Наши законы, наше правительство, наша наука постоянно требуют от нас, чтобы мы путем рассуждения о разнообразных сложных явлениях достигали ожидаемого результата. Даже наши игры, такие, как шахматы, побуждают нас использовать все эти способности в значительной степени. Сравните все это с языками дикарей, в которых нет слов для обозначения абстрактных понятий; с совершенным отсутствием у дикаря способности предвидеть что-то кроме своих элементарных потребностей; с его неспособностью соотносить, или сравнивать, или рассуждать на какую-либо общую тему, которая не привлекает его в чувственном отношении…
Мозг, в полтора раза превышающий объем мозга гориллы, был бы… вполне достаточен для ограниченного умственного развития дикаря; поэтому нам следует признать, что полноценный мозг дикаря никоим образом не мог сформироваться по законам эволюции, суть которых состоит в том, что они приводят к уровню организации, который прямо пропорционален потребностям данного вида и никогда их не превышает…. В результате естественного отбора дикарь был бы наделен мозгом, лишь слегка превосходящим мозг обезьяны, тогда как на деле его мозг лишь ненамного меньше мозга философа[326].
Парадокс Уоллеса – факт того, что человеческий интеллект, по-видимому, не был нужен в процессе эволюции – является центральной проблемой психологии, биологии и научного мировоззрения.
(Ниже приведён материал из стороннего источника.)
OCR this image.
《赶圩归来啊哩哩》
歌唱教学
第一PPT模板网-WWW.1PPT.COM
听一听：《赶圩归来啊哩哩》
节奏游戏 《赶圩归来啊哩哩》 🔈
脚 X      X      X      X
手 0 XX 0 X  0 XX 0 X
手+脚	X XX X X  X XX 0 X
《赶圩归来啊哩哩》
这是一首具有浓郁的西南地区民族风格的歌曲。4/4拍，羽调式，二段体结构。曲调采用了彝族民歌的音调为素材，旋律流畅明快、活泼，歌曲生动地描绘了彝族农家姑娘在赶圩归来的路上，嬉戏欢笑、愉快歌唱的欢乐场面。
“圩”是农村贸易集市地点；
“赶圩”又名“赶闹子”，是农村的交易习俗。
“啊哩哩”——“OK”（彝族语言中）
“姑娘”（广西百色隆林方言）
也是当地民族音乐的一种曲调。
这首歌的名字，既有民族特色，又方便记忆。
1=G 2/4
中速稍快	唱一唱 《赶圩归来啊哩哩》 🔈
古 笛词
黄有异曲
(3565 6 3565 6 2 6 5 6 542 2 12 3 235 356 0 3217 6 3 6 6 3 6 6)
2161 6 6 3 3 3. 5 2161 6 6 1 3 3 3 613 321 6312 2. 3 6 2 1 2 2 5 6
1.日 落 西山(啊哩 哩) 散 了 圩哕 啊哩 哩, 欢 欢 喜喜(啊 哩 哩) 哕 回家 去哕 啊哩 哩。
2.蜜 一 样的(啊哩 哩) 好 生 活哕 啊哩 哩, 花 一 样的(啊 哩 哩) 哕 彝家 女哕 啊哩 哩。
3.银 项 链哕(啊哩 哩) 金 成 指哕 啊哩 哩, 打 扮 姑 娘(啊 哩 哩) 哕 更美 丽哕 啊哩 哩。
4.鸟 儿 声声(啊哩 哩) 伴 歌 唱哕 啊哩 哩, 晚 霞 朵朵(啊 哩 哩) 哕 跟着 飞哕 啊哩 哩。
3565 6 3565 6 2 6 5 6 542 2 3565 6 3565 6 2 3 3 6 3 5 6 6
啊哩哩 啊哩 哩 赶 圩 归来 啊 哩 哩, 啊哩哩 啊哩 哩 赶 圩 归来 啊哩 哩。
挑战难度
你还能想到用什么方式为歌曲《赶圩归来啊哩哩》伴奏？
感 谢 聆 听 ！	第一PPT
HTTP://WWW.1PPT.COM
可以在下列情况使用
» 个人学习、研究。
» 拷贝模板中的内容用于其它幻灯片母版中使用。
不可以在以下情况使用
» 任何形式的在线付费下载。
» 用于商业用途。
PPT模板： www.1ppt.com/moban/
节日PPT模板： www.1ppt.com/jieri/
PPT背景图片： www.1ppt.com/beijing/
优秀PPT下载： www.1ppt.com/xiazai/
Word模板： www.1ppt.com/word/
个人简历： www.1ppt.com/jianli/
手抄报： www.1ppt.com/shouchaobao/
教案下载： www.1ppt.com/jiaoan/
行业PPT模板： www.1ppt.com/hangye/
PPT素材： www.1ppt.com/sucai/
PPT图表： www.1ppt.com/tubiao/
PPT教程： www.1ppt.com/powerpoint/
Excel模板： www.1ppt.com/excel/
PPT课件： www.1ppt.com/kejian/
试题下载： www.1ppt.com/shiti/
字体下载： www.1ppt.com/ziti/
И по сей день ученые вроде астронома Пола Дэвиса считают, что «перебор» с мощностью человеческого интеллекта опровергает дарвинизм и предполагает необходимость назвать другую действующую силу в рамках «прогрессивного направления эволюционной теории» – возможно, некий процесс самоорганизации, который когда-нибудь сможет быть объяснен с помощью теории сложности[327]. Увы, это предположение едва ли можно считать более удовлетворительным, чем идея Уоллеса о высшем разуме, направляющем развитие человека по определенному пути. Одной из главных целей данной книги (и этой главы в частности) является низведение парадокса Уоллеса из разряда тайн, способных пошатнуть устои, в разряд сложных, но в целом заурядных исследовательских проблем, стоящих перед наукой о человеке.
Стивен Джей Гулд в своем весьма содержательном очерке, посвященном Дарвину и Уоллесу, называет Уоллеса приверженцем крайнего адаптационизма, который игнорирует возможность экзаптаций: адаптивных структур, которые «по счастливой случайности в результате усложнения оказываются подходящими для других ролей» (как в случае, когда кости челюсти превратились в кости среднего уха) и «особенностей, которые, сформировавшись, не имеют особой функции… однако остаются доступными для последующего кооптирования» (таких, как большой палец панды, который на самом деле представляет собой видоизмененную кость запястья).
Объекты, созданные для определенной цели, могут благодаря своей структурной сложности выполнять и другие задачи. На заводе могут установить компьютер только для того, чтобы выдавать чеки на получение зарплаты, однако такая машина может также подсчитать результаты голосования или любого обставить в крестики-нолики (или по крайней мере свести игру к ничьей) [328].